No terceiro ponto, há uma crescente solicitação visual oriunda da proliferação da imagem nas cidades que, por sua vez, experienciam um continuum elaborar quotidiano de experiências e possibilidades. As formas urbanas são, então, consideradas como um polígono de sinais. “Nós nos vemos numa posição de relação com essa solicitação visual como nunca antes vista, uma solicitação apta a exercer um poder de fascinação, de atração, mas também de repulsão” (La Rocca, 2013/2018, p. 158). Martins (2011), na obra Crise no Castelo da Cultura: Das Estrelas Para os Ecrãs, já atestava que a “imagem constitui a própria forma da nossa cultura” (p. 77).

Nesse percurso guiado por inúmeros stimuli visuais pelas cidades, entretanto, podemos adotar a atitude blasé simmeliana como forma de uma certa proteção ou realizar uma flânerie visual seja nas deambulações diárias ou nos entre-caminhos para o devir incontrolável. Em transportes ou ao ar livre, sentados no interior de um café, por exemplo, é necessário (re)aprender a ver a cidade por trás desse vidro-tela.
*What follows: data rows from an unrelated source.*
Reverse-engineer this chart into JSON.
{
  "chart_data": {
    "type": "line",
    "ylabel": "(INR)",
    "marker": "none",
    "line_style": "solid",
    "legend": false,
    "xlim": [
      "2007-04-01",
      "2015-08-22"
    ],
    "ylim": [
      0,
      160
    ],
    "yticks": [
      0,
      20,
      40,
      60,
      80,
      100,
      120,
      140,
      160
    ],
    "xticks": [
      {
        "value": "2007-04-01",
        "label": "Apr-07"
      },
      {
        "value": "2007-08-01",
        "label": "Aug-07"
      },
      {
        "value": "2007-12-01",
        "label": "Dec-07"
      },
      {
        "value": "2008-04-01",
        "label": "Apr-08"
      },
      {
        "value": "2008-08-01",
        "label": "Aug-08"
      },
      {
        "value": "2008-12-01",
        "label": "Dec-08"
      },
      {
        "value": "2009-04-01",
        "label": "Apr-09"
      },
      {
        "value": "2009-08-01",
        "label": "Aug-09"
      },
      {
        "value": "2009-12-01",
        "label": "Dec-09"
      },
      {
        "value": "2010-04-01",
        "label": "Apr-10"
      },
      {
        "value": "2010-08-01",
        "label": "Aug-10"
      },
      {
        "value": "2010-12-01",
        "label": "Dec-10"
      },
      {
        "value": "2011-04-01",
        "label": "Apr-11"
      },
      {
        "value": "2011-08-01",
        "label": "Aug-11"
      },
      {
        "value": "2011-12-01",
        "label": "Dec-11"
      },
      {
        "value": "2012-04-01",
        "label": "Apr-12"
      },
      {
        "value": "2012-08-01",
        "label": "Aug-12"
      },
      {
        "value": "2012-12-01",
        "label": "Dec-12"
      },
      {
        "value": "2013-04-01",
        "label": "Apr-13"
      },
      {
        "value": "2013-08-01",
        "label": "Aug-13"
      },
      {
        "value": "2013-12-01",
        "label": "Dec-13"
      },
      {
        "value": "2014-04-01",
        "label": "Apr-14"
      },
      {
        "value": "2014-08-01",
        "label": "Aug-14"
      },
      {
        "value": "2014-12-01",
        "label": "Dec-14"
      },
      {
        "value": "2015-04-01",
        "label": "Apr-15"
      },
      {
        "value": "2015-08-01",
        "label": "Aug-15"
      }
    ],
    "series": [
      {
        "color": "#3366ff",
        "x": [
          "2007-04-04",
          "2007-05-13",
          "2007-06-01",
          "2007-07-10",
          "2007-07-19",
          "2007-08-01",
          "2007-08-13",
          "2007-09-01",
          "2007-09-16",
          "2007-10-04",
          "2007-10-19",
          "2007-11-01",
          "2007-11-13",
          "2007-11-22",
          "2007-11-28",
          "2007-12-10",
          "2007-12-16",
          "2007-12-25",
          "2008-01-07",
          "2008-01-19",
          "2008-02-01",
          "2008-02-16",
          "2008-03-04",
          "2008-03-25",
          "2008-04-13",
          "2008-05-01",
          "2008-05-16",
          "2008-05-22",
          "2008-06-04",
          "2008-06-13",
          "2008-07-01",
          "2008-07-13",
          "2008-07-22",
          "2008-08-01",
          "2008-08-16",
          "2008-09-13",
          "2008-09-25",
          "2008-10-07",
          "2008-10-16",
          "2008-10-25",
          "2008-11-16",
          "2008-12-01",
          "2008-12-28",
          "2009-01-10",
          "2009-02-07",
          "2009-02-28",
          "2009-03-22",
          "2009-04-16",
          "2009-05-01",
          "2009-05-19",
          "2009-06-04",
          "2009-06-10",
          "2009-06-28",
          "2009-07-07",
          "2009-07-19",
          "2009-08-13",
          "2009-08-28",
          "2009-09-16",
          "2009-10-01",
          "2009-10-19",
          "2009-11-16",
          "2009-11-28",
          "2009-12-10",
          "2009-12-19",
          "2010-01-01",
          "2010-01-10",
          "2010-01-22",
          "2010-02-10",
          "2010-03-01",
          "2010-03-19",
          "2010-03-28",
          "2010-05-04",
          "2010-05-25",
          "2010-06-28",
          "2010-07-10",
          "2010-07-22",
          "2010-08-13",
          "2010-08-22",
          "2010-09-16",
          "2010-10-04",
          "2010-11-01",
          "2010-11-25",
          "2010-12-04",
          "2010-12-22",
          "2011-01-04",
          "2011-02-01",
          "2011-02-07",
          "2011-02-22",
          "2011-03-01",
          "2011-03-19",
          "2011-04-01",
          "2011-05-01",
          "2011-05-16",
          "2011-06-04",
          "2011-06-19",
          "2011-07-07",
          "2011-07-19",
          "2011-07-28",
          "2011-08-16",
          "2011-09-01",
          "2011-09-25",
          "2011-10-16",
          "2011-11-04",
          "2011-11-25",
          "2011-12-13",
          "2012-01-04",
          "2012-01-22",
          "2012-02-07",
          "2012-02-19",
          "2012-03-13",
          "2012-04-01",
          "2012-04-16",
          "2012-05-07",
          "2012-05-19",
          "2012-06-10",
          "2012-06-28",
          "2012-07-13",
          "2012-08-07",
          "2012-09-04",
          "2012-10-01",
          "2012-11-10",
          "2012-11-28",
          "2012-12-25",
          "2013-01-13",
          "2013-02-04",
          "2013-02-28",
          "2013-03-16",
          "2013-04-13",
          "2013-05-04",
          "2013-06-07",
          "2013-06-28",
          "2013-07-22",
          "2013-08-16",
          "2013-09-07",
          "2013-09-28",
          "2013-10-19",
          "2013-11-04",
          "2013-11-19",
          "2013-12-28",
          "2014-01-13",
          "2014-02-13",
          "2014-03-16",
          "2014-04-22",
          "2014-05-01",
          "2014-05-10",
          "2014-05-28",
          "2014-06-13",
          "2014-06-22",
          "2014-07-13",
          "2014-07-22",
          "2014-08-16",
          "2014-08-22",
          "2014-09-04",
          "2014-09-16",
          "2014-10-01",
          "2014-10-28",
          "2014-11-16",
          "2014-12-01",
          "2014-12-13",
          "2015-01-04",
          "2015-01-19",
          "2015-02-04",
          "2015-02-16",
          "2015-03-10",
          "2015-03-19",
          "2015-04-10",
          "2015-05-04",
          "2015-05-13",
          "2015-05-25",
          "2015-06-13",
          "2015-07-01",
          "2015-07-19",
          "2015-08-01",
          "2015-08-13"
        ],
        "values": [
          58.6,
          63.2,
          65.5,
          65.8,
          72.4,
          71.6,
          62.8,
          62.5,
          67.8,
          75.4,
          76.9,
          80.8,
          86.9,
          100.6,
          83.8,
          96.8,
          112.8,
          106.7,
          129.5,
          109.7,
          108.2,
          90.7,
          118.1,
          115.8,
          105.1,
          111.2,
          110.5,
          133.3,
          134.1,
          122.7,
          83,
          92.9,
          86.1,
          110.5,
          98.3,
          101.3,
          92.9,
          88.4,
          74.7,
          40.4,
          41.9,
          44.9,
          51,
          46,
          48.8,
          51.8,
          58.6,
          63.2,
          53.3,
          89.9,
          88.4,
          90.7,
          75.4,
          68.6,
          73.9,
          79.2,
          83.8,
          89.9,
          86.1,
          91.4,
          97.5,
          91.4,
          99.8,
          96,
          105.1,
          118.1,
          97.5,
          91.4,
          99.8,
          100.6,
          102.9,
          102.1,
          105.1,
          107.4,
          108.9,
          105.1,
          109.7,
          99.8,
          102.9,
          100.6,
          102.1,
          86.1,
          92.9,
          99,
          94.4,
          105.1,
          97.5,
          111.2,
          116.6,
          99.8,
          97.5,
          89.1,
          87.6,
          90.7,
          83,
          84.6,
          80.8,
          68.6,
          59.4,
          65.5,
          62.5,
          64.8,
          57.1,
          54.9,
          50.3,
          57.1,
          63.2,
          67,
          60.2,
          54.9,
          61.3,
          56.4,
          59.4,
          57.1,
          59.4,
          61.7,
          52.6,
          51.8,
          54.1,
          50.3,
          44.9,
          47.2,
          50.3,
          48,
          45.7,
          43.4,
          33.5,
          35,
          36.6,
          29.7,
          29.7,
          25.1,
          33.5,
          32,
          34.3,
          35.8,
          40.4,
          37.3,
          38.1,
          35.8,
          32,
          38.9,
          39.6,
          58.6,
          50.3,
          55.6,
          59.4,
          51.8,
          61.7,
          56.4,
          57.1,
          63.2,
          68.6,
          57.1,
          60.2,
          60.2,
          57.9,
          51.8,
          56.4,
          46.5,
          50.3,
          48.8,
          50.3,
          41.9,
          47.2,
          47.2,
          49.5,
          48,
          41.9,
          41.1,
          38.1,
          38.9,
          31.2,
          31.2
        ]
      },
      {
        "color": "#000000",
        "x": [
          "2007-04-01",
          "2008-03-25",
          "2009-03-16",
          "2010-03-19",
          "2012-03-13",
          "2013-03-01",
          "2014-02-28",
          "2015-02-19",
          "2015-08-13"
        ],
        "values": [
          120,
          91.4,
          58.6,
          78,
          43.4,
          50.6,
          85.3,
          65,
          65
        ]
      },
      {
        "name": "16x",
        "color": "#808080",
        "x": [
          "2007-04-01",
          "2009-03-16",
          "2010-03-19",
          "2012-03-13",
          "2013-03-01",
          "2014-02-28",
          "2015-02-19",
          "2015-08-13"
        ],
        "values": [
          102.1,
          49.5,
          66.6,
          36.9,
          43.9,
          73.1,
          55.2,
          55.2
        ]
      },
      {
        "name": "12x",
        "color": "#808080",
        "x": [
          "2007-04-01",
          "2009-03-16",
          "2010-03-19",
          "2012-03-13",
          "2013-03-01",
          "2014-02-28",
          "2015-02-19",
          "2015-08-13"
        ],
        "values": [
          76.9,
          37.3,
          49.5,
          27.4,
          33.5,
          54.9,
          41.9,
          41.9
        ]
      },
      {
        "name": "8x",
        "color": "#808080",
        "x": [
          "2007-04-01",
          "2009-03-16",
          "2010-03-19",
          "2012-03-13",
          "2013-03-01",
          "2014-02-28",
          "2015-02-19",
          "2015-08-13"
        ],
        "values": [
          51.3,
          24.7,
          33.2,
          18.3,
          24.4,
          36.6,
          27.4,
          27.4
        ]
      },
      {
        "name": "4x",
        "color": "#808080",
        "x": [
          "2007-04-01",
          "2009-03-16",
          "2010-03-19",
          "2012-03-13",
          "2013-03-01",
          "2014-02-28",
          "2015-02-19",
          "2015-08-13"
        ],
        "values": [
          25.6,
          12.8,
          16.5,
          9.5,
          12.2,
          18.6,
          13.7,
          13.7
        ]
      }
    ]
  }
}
Nessa travessia urbana da climatologia pós-moderna, sem certezas e promessas, “aparece então uma constelação comunicacional, que é bem o sinal de uma espacialização estética a partir da qual um percurso do imaginário urbano é acionado” (La Rocca, 2013/2018, p. 165). Há espaço, então, para (a) tocar (com) o olhar através da publicida- de exterior, corpo social, forma de comunicação e expressão cultural que contribui para desenhar um espaço urbano - e inibir ou mesmo impedir outros (Pires, 2007) -; e

(b) para manifestar um “ser-no-mundo” a partir dos graffiti, interpretados por La Rocca (2013/2018) como códigos visuais e linguísticos, tatuagens na “pele” urbana, “ícones que produzem um imaginário visual que se incrusta nos interstícios urbanos, e que tornam as ruas similares a galerias de arte a céu aberto” (p. 211).

Navegando por Cidades Híbridas

Após percorrer a gramática visual urbana que se configura como uma “metáfora emocional e ao mesmo tempo simbólica” (La Rocca, 2013/2018, p. 211), no quarto capítulo, é apresentada a tecnópolis. Ao iniciar este percurso, La Rocca nos provoca com a pergunta do arquitecto Cedric Price, que remonta a década de 60 do século XX: “se a tecnologia é a resposta, qual seria a questão?” (La Rocca, 2013/2018, p. 213).

Ao pensar as metrópoles cada vez mais permeadas pelo tecnodigital, invariavelmente novas formas de viver e habitar esses espaços despoletam no quotidiano. Essa fusão urbana, onde a “technè entra em fusão com o bios” (La Rocca, 2013/2018, p. 217), é vista a partir dos tópicos interconexões mediáticas, espacialidades tecnodigitais e second city.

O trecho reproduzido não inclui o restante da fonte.